Кузя и Биба сочувственно отнеслись к этим словам вожатой. Но что ее волнует? Этого они понять не могли. А вообще, когда взрослые волнуются, это плохо. Так все время бывает — и дома, и на улице, когда они в городе, что кто-то что-то им говорит, даже жалуется, но понять, почему он жалуется, они не могут. Они — дети. А детям не надо все рассказывать. Детей и в кино не на все фильмы пускают, и от телевизора иногда гонят, но что поделаешь: такова уж их судьба! Дети! Правда, то, к чему не пускают, особенно интересно! И то, что непонятно…
Кузя вспомнил последний случай с папой. Как раз перед отъездом в лагерь. Папа долго говорил ему что-то, как сейчас Олимпиада, и под конец добавил:
— Они меня не понимают! Понимаешь ли, сын, ну ни на копейку не понимают!
Тогда Кузе было очень жалко папу, но он ничего ему не сказал утешительного, а теперь, вспомнив его слова, подумал, что у папы и Олимпиады какие-то общие огорчения, и раз папа так сказал, то не стыдно повторить его слова вожатой, чтобы как-то утешить ее. Тем более что она говорит о каких-то хвостах. Тигры, тушканчики, крокодилы, ящерицы и хвосты! Их хвосты или хвосты, которые есть в школе у неуспевающих учеников?
— Я понимаю, — сказал Кузя с чувством. — Они вас не понимают. Это, конечно, плохо. Но если говорить о мышах, то нам и дедушка Лесной царь говорил. Но я думаю, что вы сейчас говорите о другом…

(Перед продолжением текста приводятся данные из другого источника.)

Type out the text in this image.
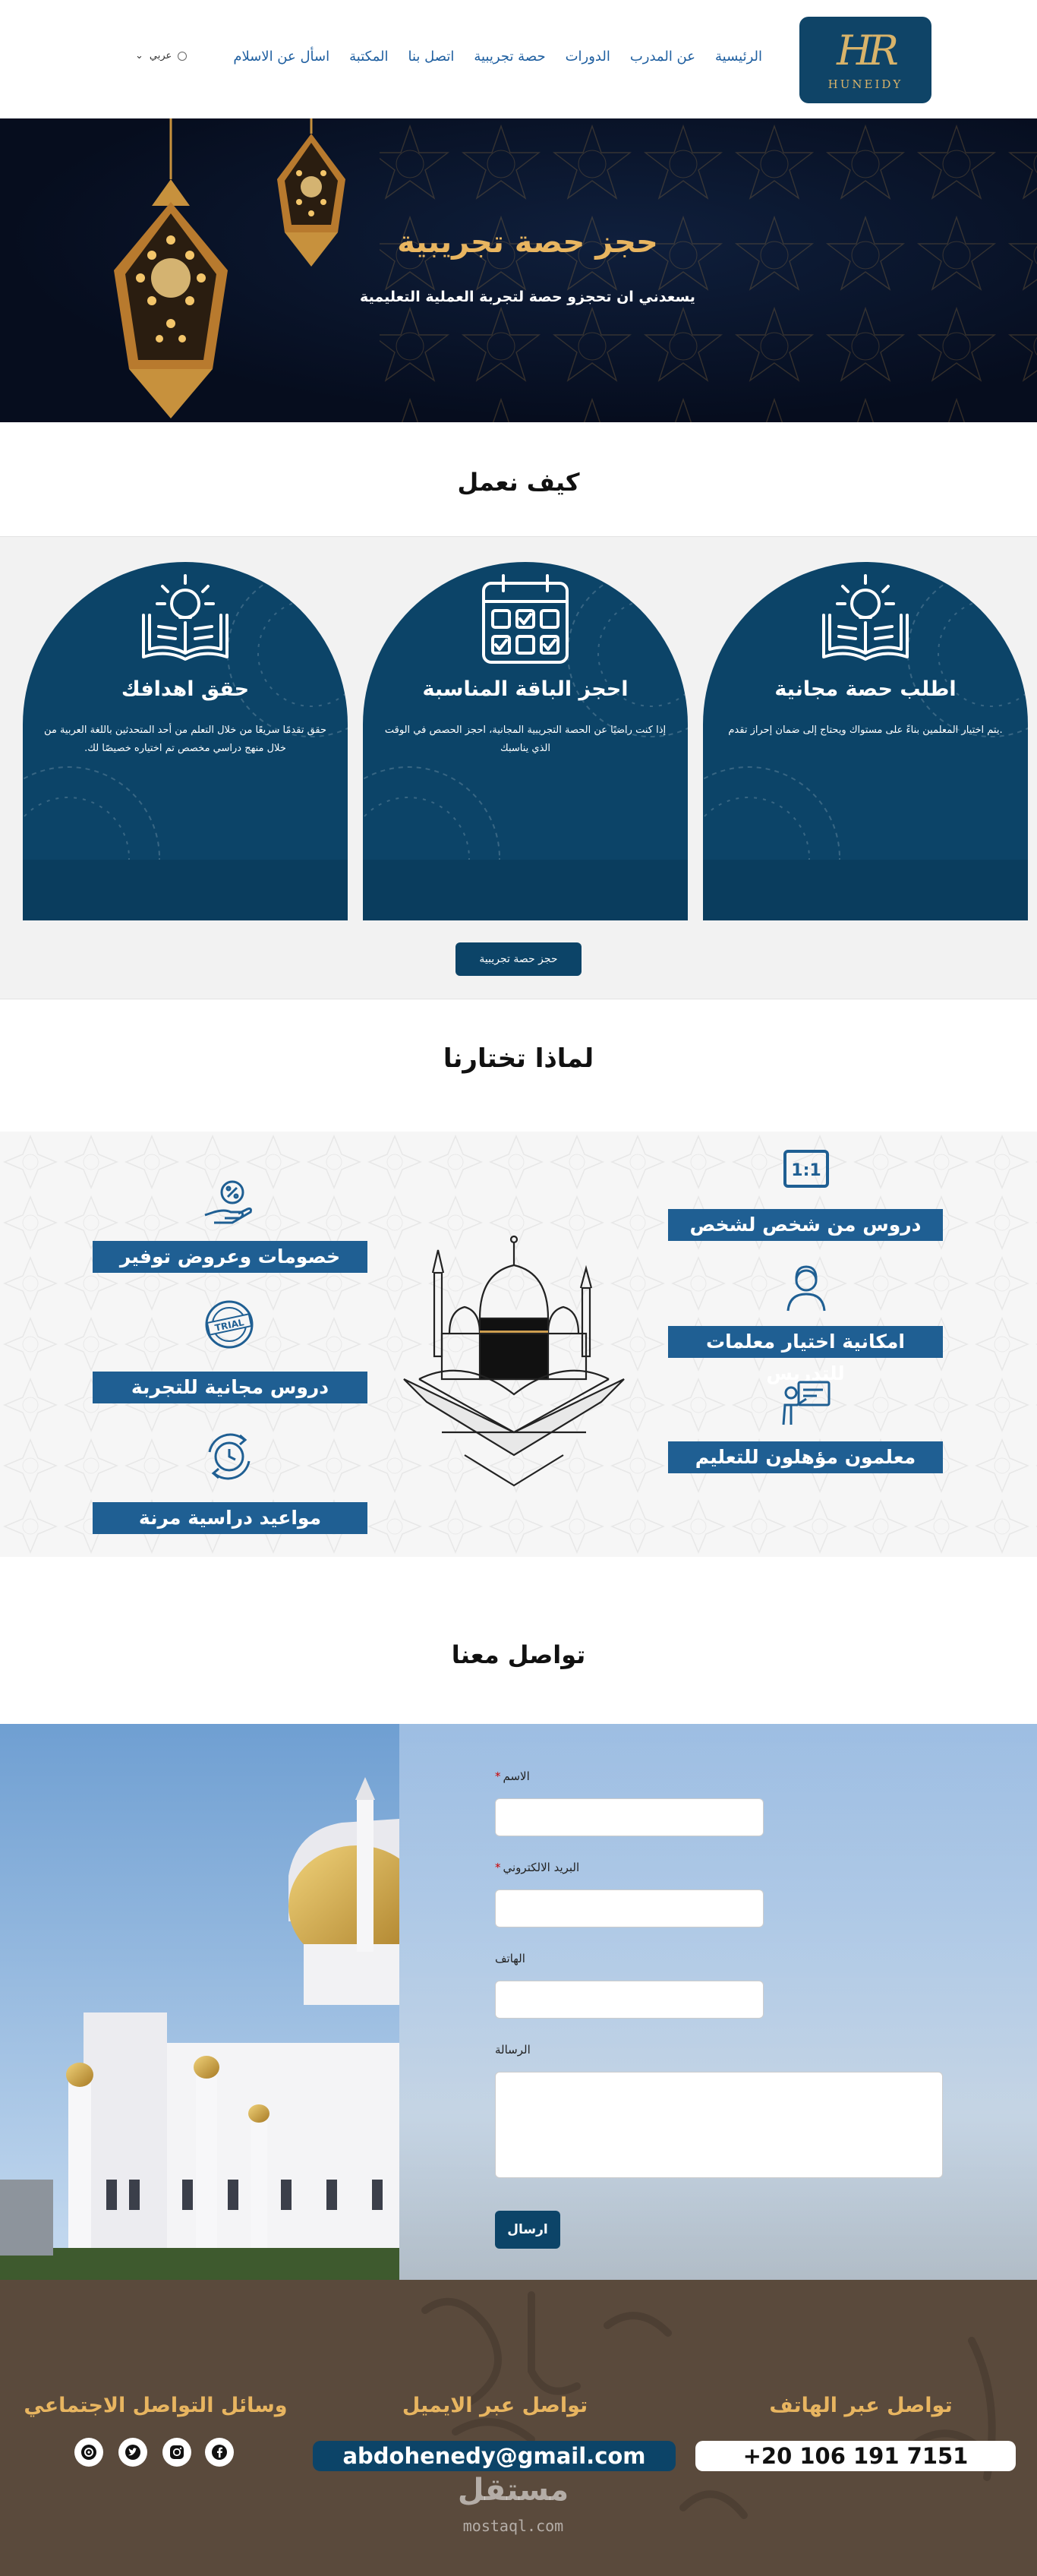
HR
HUNEIDY
الرئيسية
عن المدرب
الدورات
حصة تجريبية
اتصل بنا
المكتبة
اسأل عن الاسلام
⌄ عربي
حجز حصة تجريبية
يسعدني ان تحجزو حصة لتجربة العملية التعليمية
كيف نعمل
اطلب حصة مجانية
.يتم اختيار المعلمين بناءً على مستواك ويحتاج إلى ضمان إحراز تقدم
احجز الباقة المناسبة
إذا كنت راضيًا عن الحصة التجريبية المجانية، احجز الحصص في الوقت الذي يناسبك
حقق اهدافك
حقق تقدمًا سريعًا من خلال التعلم من أحد المتحدثين باللغة العربية من خلال منهج دراسي مخصص تم اختياره خصيصًا لك.
حجز حصة تجريبية
لماذا تختارنا
1:1
دروس من شخص لشخص
امكانية اختيار معلمات للتدريس
معلمون مؤهلون للتعليم
خصومات وعروض توفير
TRIAL
دروس مجانية للتجربة
مواعيد دراسية مرنة
تواصل معنا
* الاسم
* البريد الالكتروني
الهاتف
الرسالة
ارسال
تواصل عبر الهاتف
+20 106 191 7151
تواصل عبر الايميل
abdohenedy@gmail.com
وسائل التواصل الاجتماعي
مستقل
mostaql.com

— Да, — подтвердил Кузину мысль Биба.
Олимпиада почему-то рассмеялась.
— Как о другом, миленькие? Я о мышах, только о них!
— О мышах? — переспросил Кузя.
— О мы-мы-мы-шах? — спросил Биба.
— Да, мы… А дедушка Лесной царь… А мыши, собственно… — Кузя тоже чуть не заикнулся.
Олимпиада опять показала им книги, которые уже показывала:
— Смотрите, корешок книги Марка Ефетова «Света и Камила» изгрызли. А вот книжка стихов Эммы Мошковской. Вся обложка съедена. Еще одна, правда, эту не так жалко, не очень… Но съели очень! Вообще книги нет! Насквозь!
Кузя слушал Олимпиаду, а сам все чаще посматривал на Бибу.
Потом шепнул ему на ухо:
— Ну, что я тебе говорил? Надо срочно советоваться с дедушкой!
— Не надо ей все раскрывать, — шепнул Биба. — Сам же говорил, что она боится! Лучше ее успокаивать, понимаешь?
— Понимаю, — шепнул Кузя.
— Давай, — шепнул ему Биба.
— Мыши — прелестные животные, — сказал Кузя, — и женщины, которые их боятся в погребе или на кухне, не должны их бояться, а должны присмотреться к ним как следует и тогда понять…
Кузя пересказал своими словами все, что прочитал в свое время в книжке на эту тему.
— Что понять? Какие прелестные? — воскликнула Олимпиада. — Они грызут у меня лучшие книги! Они не дают мне… Они…
— А мы таких видели уже, — вставил свои слова Биба. — Вот с Кузей видели, когда пять мышов сразу — и в кусты.
— Это не мы видели, а я видел, — сказал Кузя. — И они действительно из библиотеки бежали в кусты.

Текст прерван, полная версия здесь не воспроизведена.